Still, many people remained skeptical of the federal government playing a role in such discussions. The conservative Association of Americans Physicians and Surgeons said there would be “no limit to the drain on Medicare from repeated use” of the advance care planning payment codes. The counseling sessions would attempt “to induce a patient, or his family, to consent to the withholding of care and even food or water,” the association said. “Discussion becomes harassment at some point, and Medicare should not be paying caregivers to harass patients.”
The current CMS proposal raised little uproar, compared with the reaction to a similar provision in a bill in 2009. Objections from Republicans, including former vice presidential candidate Sarah Palin, caused a provision on advance care planning to be dropped from the 2010 health law (PL 111-148, PL 111-152).

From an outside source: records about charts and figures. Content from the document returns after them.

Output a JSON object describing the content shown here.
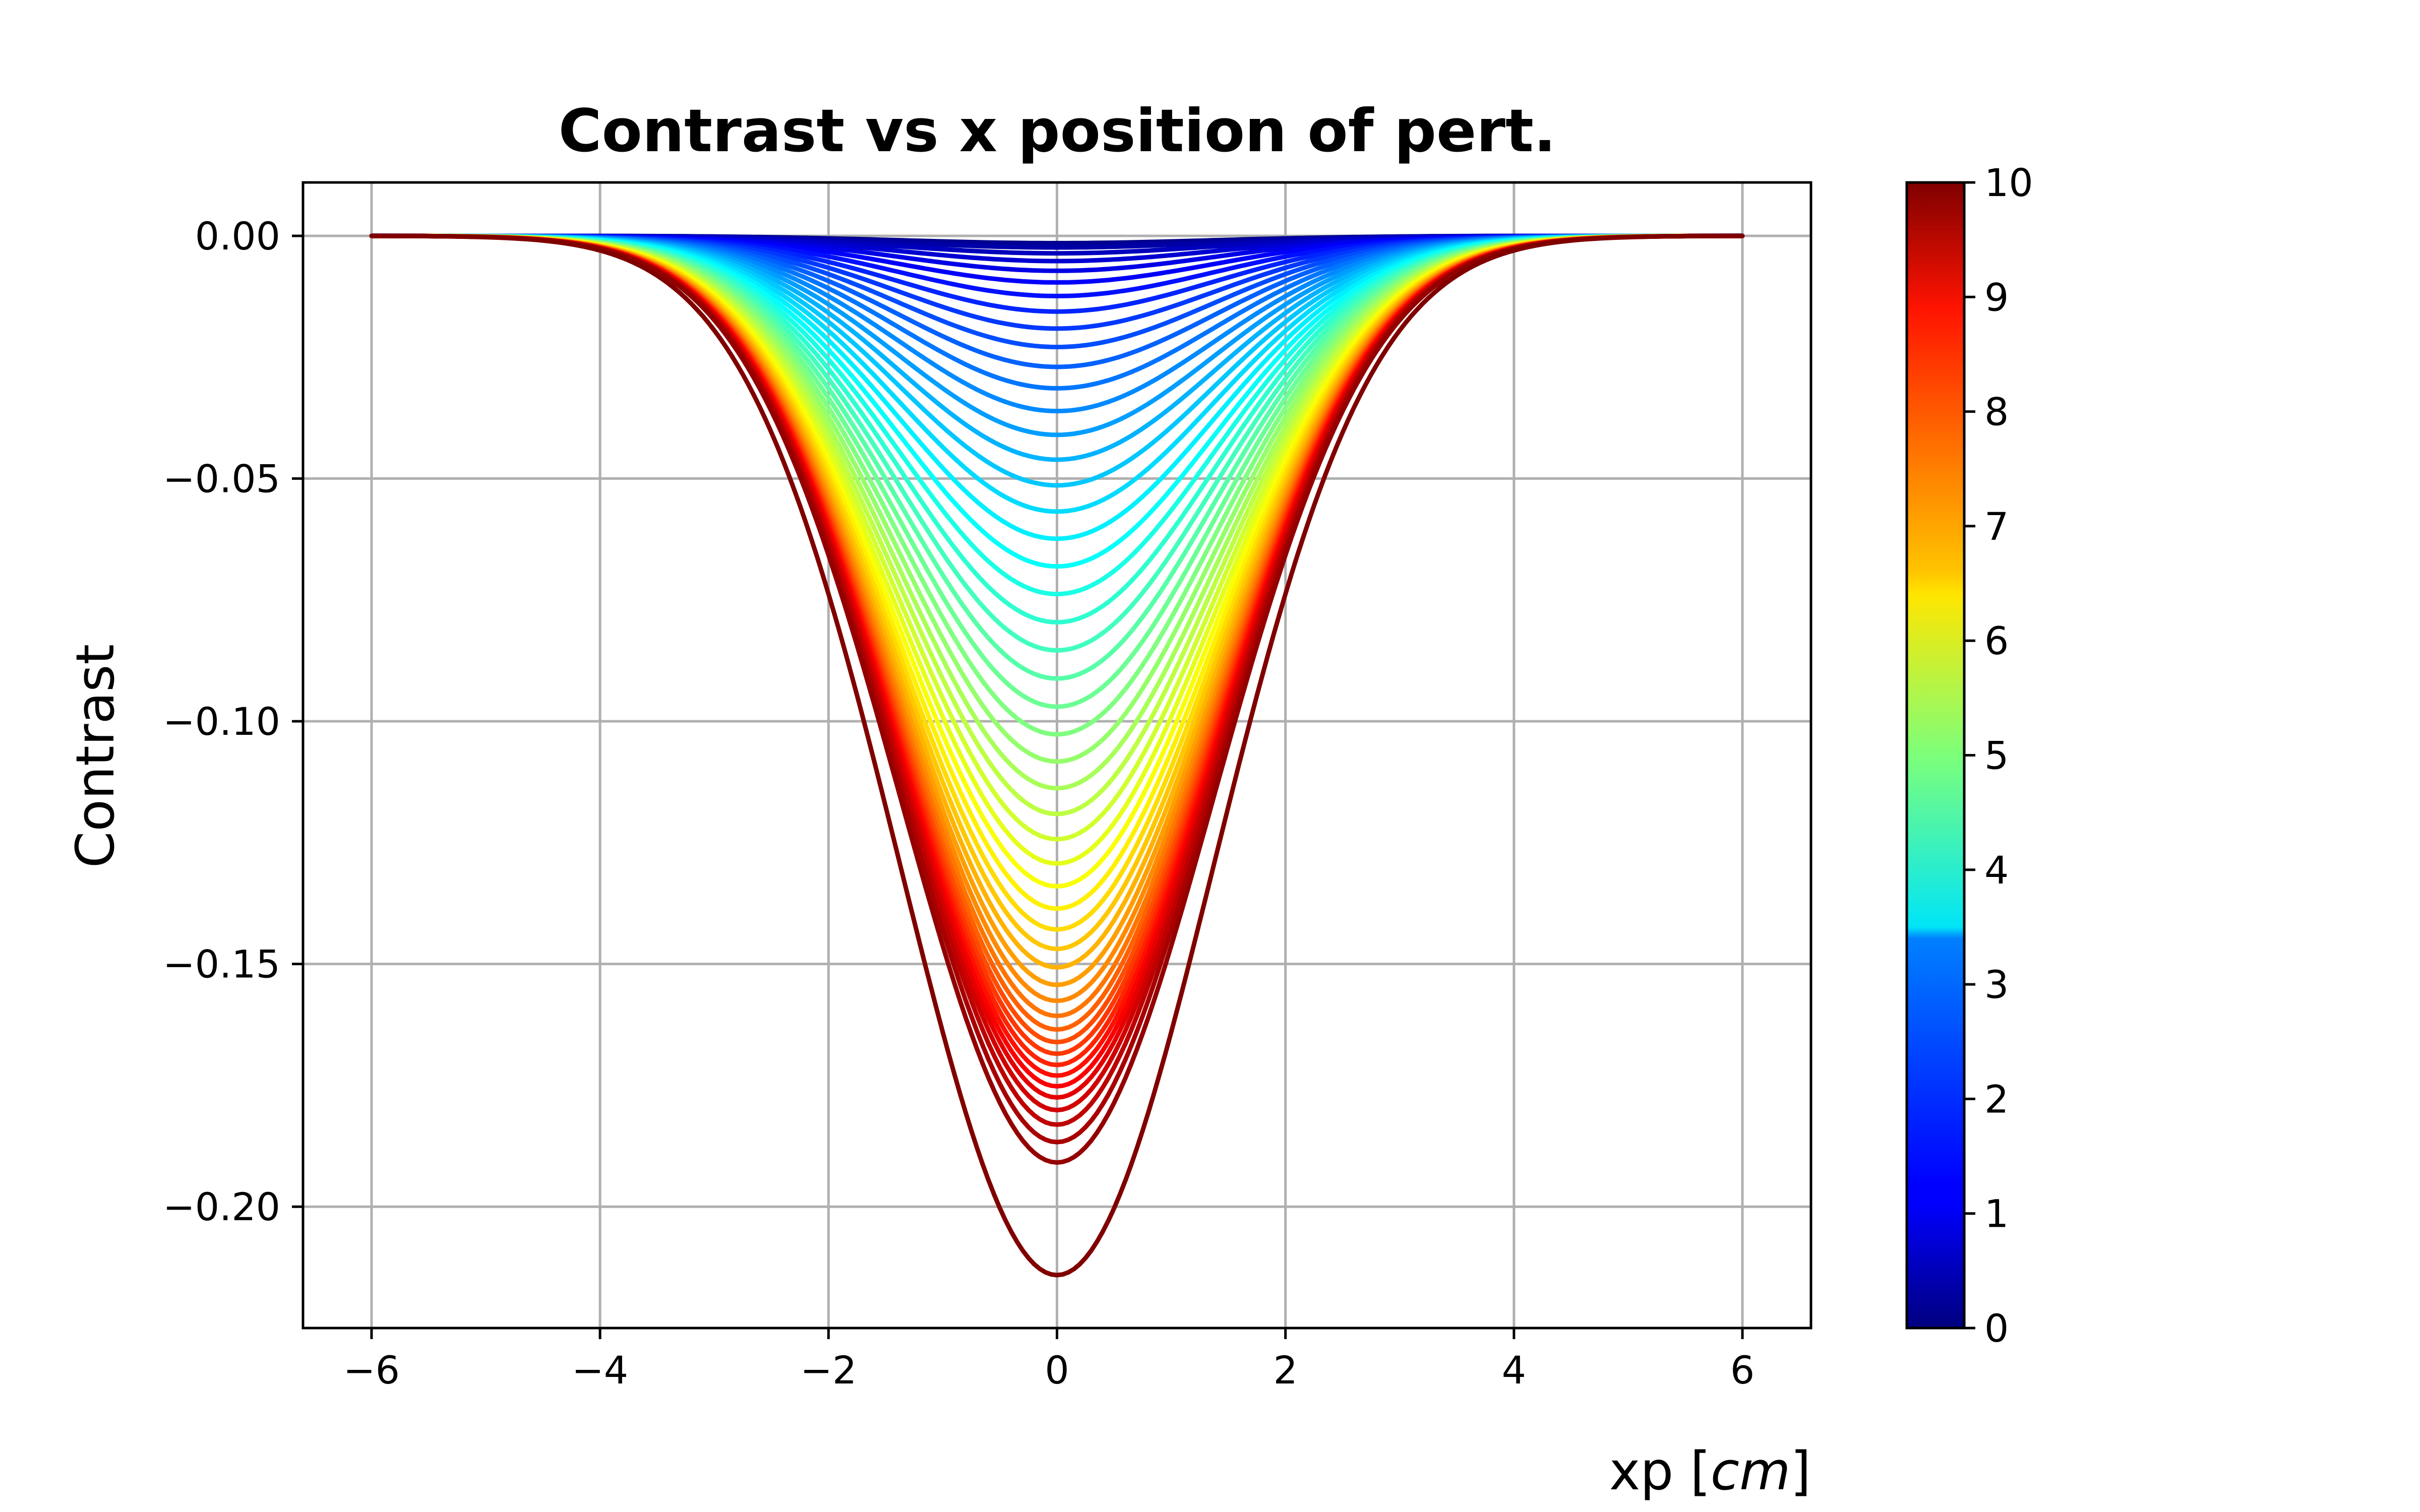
{
  "chart_data": {
    "type": "line",
    "title": "Contrast vs x position of pert.",
    "xlabel": "xp",
    "xlabel_unit": "cm",
    "ylabel": "Contrast",
    "xlim": [
      -6.6,
      6.6
    ],
    "ylim": [
      -0.225,
      0.011
    ],
    "x_ticks": [
      -6,
      -4,
      -2,
      0,
      2,
      4,
      6
    ],
    "x_tick_labels": [
      "−6",
      "−4",
      "−2",
      "0",
      "2",
      "4",
      "6"
    ],
    "y_ticks": [
      0.0,
      -0.05,
      -0.1,
      -0.15,
      -0.2
    ],
    "y_tick_labels": [
      "0.00",
      "−0.05",
      "−0.10",
      "−0.15",
      "−0.20"
    ],
    "grid": true,
    "colormap": "jet",
    "colorbar": {
      "range": [
        0,
        10
      ],
      "ticks": [
        0,
        1,
        2,
        3,
        4,
        5,
        6,
        7,
        8,
        9,
        10
      ],
      "tick_labels": [
        "0",
        "1",
        "2",
        "3",
        "4",
        "5",
        "6",
        "7",
        "8",
        "9",
        "10"
      ]
    },
    "x_range": [
      -6,
      6
    ],
    "curve_shape": "gaussian",
    "curve_sigma_cm": 1.37,
    "series_parameter": [
      0.0,
      0.2,
      0.4,
      0.6,
      0.8,
      1.0,
      1.2,
      1.4,
      1.6,
      1.8,
      2.0,
      2.2,
      2.4,
      2.6,
      2.8,
      3.0,
      3.2,
      3.4,
      3.6,
      3.8,
      4.0,
      4.2,
      4.4,
      4.6,
      4.8,
      5.0,
      5.2,
      5.4,
      5.6,
      5.8,
      6.0,
      6.2,
      6.4,
      6.6,
      6.8,
      7.0,
      7.2,
      7.4,
      7.6,
      7.8,
      8.0,
      8.2,
      8.4,
      8.6,
      8.8,
      9.0,
      9.2,
      9.4,
      9.6,
      9.8,
      10.0
    ],
    "series_min_contrast": [
      -0.0015,
      -0.0017,
      -0.0024,
      -0.0036,
      -0.0052,
      -0.0072,
      -0.0096,
      -0.0124,
      -0.0156,
      -0.0191,
      -0.0229,
      -0.027,
      -0.0314,
      -0.0361,
      -0.041,
      -0.0461,
      -0.0514,
      -0.0568,
      -0.0624,
      -0.0681,
      -0.0738,
      -0.0796,
      -0.0854,
      -0.0912,
      -0.097,
      -0.1027,
      -0.1083,
      -0.1138,
      -0.1191,
      -0.1243,
      -0.1293,
      -0.134,
      -0.1386,
      -0.1429,
      -0.1469,
      -0.1507,
      -0.1543,
      -0.1576,
      -0.1607,
      -0.1635,
      -0.1661,
      -0.1685,
      -0.1708,
      -0.173,
      -0.1752,
      -0.1775,
      -0.1801,
      -0.1831,
      -0.1867,
      -0.1909,
      -0.2141
    ]
  }
}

Rep. Steve King, R-Iowa, has drawn only three Republicans co-sponsors for a bill (HR 3251) to block the creation of a Medicare payment for advance care planning. In contrast, Rep. Earl Blumenauer, D-Ore., drew eight GOP sponsors and 51 Democratic supporters for a bill in the 113th Congress that would have established such a payment. Rep. Phil Roe, R-Tenn., joined Blumenauer in a July letter to the CMS supporting the advance care planning payment.

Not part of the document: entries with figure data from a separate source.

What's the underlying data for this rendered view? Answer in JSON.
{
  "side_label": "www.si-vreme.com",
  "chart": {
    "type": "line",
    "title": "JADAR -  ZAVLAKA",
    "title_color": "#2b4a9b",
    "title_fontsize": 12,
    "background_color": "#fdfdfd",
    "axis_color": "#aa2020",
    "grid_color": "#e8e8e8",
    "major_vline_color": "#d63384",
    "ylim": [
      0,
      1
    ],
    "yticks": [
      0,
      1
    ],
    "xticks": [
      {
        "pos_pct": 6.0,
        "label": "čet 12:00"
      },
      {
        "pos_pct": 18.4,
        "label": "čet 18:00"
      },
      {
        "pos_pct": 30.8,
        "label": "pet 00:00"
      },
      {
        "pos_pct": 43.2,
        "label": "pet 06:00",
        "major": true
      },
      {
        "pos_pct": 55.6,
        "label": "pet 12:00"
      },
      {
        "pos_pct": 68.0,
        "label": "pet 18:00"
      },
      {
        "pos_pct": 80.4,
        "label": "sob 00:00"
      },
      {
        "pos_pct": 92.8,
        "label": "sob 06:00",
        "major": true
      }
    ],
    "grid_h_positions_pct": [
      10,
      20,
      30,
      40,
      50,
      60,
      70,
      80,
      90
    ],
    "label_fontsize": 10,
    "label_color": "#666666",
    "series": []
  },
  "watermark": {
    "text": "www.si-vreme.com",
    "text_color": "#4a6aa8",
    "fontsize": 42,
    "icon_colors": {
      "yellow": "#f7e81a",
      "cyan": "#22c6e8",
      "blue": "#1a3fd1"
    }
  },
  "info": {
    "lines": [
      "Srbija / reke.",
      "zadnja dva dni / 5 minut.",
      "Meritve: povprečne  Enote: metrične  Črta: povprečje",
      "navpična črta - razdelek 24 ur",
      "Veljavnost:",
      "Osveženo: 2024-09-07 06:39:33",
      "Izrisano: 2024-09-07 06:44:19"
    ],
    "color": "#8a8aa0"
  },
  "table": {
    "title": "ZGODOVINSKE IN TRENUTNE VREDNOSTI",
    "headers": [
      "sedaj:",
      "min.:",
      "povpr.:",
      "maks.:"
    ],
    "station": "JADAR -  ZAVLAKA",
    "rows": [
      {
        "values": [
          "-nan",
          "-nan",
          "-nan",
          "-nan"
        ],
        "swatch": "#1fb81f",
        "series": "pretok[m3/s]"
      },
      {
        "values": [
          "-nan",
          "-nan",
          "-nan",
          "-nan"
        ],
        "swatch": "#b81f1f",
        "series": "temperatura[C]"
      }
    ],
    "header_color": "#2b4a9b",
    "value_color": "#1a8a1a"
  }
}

In the 114th session, Sens. Mark Warner, D-Va., and Johnny Isakson, R-Ga., have two Republican and two Democratic co-sponsors for their bill (S 1549) to create a Medicare payment for advance care planning.
Former Senate Majority Leader Bill Frist, R-Tenn., has endorsed the idea, recalling in an op-ed column earlier this year his own experiences as a surgeon, saying he had seen “countless instances where patients near the end of life undergo aggressive medical interventions in order to prolong the inevitable.”
Some private insurers already pay for such counseling, following a 2014 decision by the AMA to create a kind of billing code for the services. Blue Cross Blue Shield of Massachusetts, which covers counseling, urged the CMS to support training for doctors in holding these conversations.
“CMS’s proposal highlights the importance of these conversations between patients and their practitioners,” Deirdre Savage of Blue Cross Blue Shield wrote in the comment. “In addition, separate payment offers greater flexibility so that patients can engage in these important conversations whenever is most natural, including before their illness or condition progresses.”